Ode to My Bread Bowl

I am old enough to remember the last time the nation went through a bread baking craze.  It was the 1970's, when some of us went back to the land, some of us went off the grid, and many more of us baked bread.  Back in those days, many grocery stores sold only white bread, the kind that has very little in the way of nutritive value.

I remember the first time I had homemade bread that wasn't my grandmother's rolls.  We went over to a seminary intern's house, and she served us bread fresh from her oven.  It tasted like no bread I ever had before.  She gave us the recipe for Milk and Honey Whole Wheat Bread from Ellen Buchman Ewald's Recipes for a Small Planet

My mom knew that our standard mixing bowls wouldn't hold all that dough, so we searched for another one.  At the time, we lived in Charlottesville, Virginia, which has a downtown section closed to car traffic, or it did in the late 70's.  At one end, there was an old-fashioned hardware store, the kind that sells everything.  There in the window was the bowl we needed--and it only cost $6!  We bought it, and it's since traveled with me to many states.
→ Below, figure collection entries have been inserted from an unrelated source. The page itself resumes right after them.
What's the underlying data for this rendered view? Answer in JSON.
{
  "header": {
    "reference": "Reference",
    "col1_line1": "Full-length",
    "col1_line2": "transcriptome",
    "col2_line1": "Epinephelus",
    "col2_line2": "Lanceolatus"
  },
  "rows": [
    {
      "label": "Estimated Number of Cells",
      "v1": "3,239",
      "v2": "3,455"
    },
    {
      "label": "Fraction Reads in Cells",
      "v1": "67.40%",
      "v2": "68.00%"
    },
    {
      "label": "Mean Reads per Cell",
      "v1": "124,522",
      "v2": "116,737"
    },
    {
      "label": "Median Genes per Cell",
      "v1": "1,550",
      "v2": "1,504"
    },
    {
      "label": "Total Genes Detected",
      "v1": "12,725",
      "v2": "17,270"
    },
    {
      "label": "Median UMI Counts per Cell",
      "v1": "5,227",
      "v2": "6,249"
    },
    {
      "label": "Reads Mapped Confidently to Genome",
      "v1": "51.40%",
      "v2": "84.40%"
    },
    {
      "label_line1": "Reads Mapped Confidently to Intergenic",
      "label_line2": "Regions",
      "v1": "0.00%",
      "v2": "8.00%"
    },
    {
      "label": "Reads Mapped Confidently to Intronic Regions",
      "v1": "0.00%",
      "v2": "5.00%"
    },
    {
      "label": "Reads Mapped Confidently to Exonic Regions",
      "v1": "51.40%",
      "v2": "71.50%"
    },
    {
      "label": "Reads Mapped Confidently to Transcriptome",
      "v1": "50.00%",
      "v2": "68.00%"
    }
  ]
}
Here is the bowl, next to my grandmother's large Pyrex mixing bowl, the kind that's the largest of a set of 4:





Over the past decades, I haven't been baking the mass quantities of bread that require my largest bowl.  But I haven't been able to give it to a thrift store either.  I know how hard it is to find a bowl this big.  Through the years it's held cloth scraps and picnic paper products and all sorts of stuff that wasn't bread dough.

This morning, I realized that I wasn't going to have enough room in the yellow bowl for all of the dough, much less a place for it to rise.  Here's what the bowl looked like before I finished adding all the flour:





I thought about getting out additional mixing bowls, and then I thought, why would I do that when my big bread bowl is right here on top of the fridge?
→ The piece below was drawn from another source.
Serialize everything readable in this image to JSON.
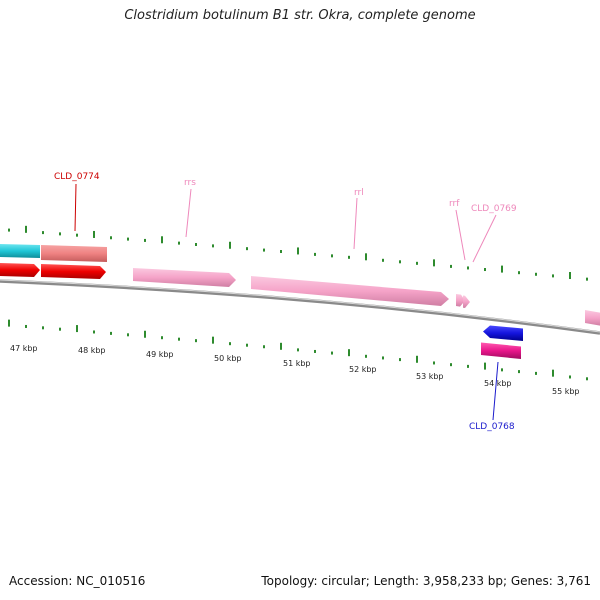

So I got it down, gave it a quick wash, and finished mixing the dough in it.  The sight of the dough rising has been an unexpected delight to this morning.
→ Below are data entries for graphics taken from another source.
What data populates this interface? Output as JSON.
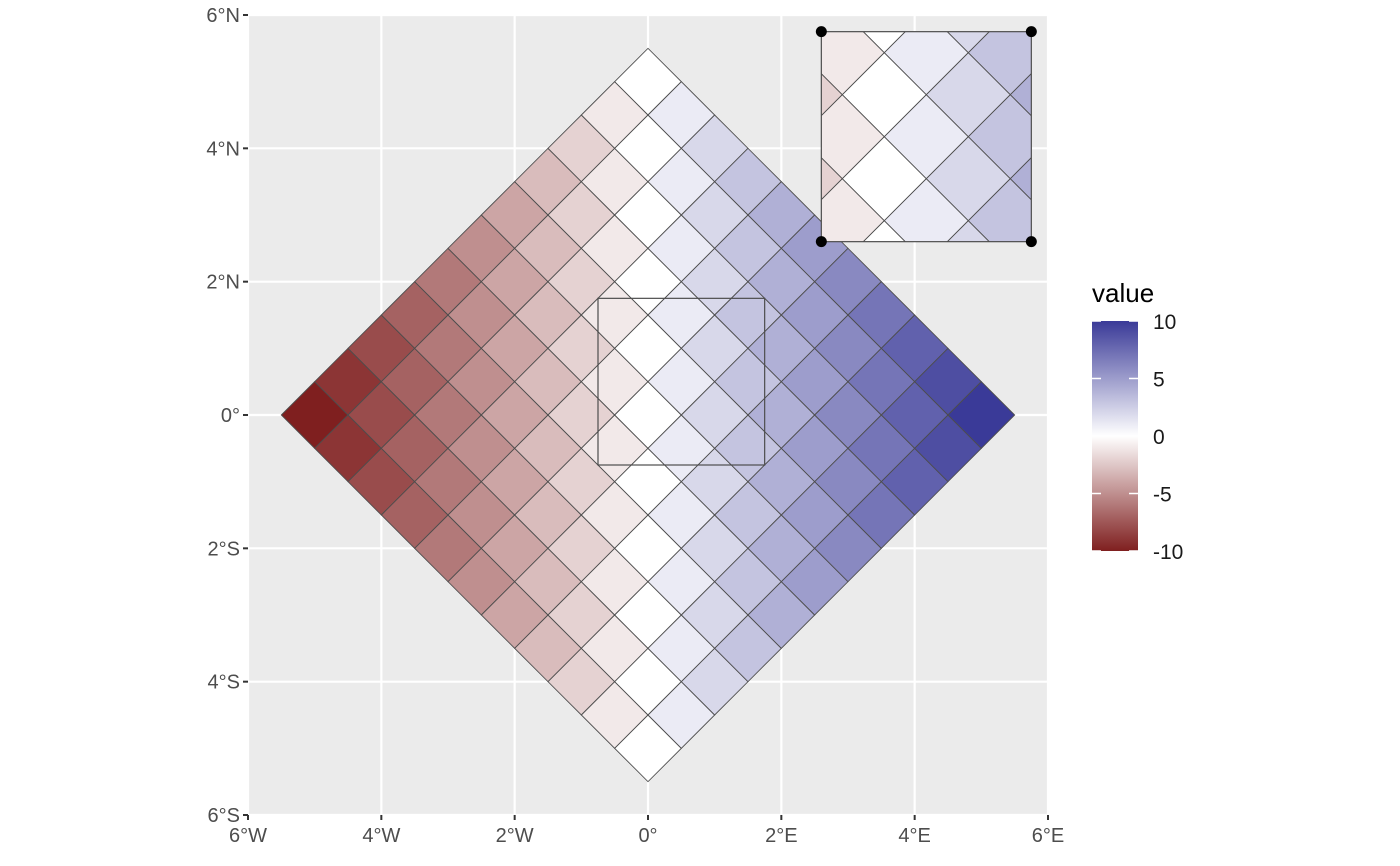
{
  "chart_data": {
    "type": "heatmap",
    "title": "",
    "xlabel": "",
    "ylabel": "",
    "xlim": [
      -6,
      6
    ],
    "ylim": [
      -6,
      6
    ],
    "grid": true,
    "x_ticks": [
      {
        "value": -6,
        "label": "6°W"
      },
      {
        "value": -4,
        "label": "4°W"
      },
      {
        "value": -2,
        "label": "2°W"
      },
      {
        "value": 0,
        "label": "0°"
      },
      {
        "value": 2,
        "label": "2°E"
      },
      {
        "value": 4,
        "label": "4°E"
      },
      {
        "value": 6,
        "label": "6°E"
      }
    ],
    "y_ticks": [
      {
        "value": 6,
        "label": "6°N"
      },
      {
        "value": 4,
        "label": "4°N"
      },
      {
        "value": 2,
        "label": "2°N"
      },
      {
        "value": 0,
        "label": "0°"
      },
      {
        "value": -2,
        "label": "2°S"
      },
      {
        "value": -4,
        "label": "4°S"
      },
      {
        "value": -6,
        "label": "6°S"
      }
    ],
    "grid_description": "11 x 11 grid of square cells rotated 45 degrees; cell value = column index + row index - 10",
    "diamond_center": [
      0,
      0
    ],
    "diamond_half_diagonal_deg": 5.5,
    "cell_rows": 11,
    "cell_cols": 11,
    "value_range": [
      -10,
      10
    ],
    "inset": {
      "description": "region cropped by the rectangle near the center, magnified in the upper-right",
      "source_box": {
        "x": [
          -0.75,
          1.75
        ],
        "y": [
          -0.75,
          1.75
        ]
      },
      "target_box": {
        "x": [
          2.6,
          5.75
        ],
        "y": [
          2.6,
          5.75
        ]
      }
    },
    "legend": {
      "title": "value",
      "position": "right",
      "ticks": [
        10,
        5,
        0,
        -5,
        -10
      ],
      "colors": {
        "low": "#7f1f1f",
        "mid": "#ffffff",
        "high": "#3a3a98"
      }
    }
  }
}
I know many people who can tell all sorts of horror stories about how their parents never supported them.  I am not one of those people.  As I look back, I realize more and more how lucky I am that my parents almost always encouraged my native interests, while also trying to make sure I considered other possibilities too.

When I think of my favorite example of their support, I think of my mom and a cold night outside of a window of a downtown hardware store.  I think of summers spent experimenting with bread recipes and my mom taking me to health food stores where I could get some of the stranger flours that the recipes needed.  I think of my family hungry for good bread and full of praise for my efforts.

I realize that I am a lucky woman in so many ways.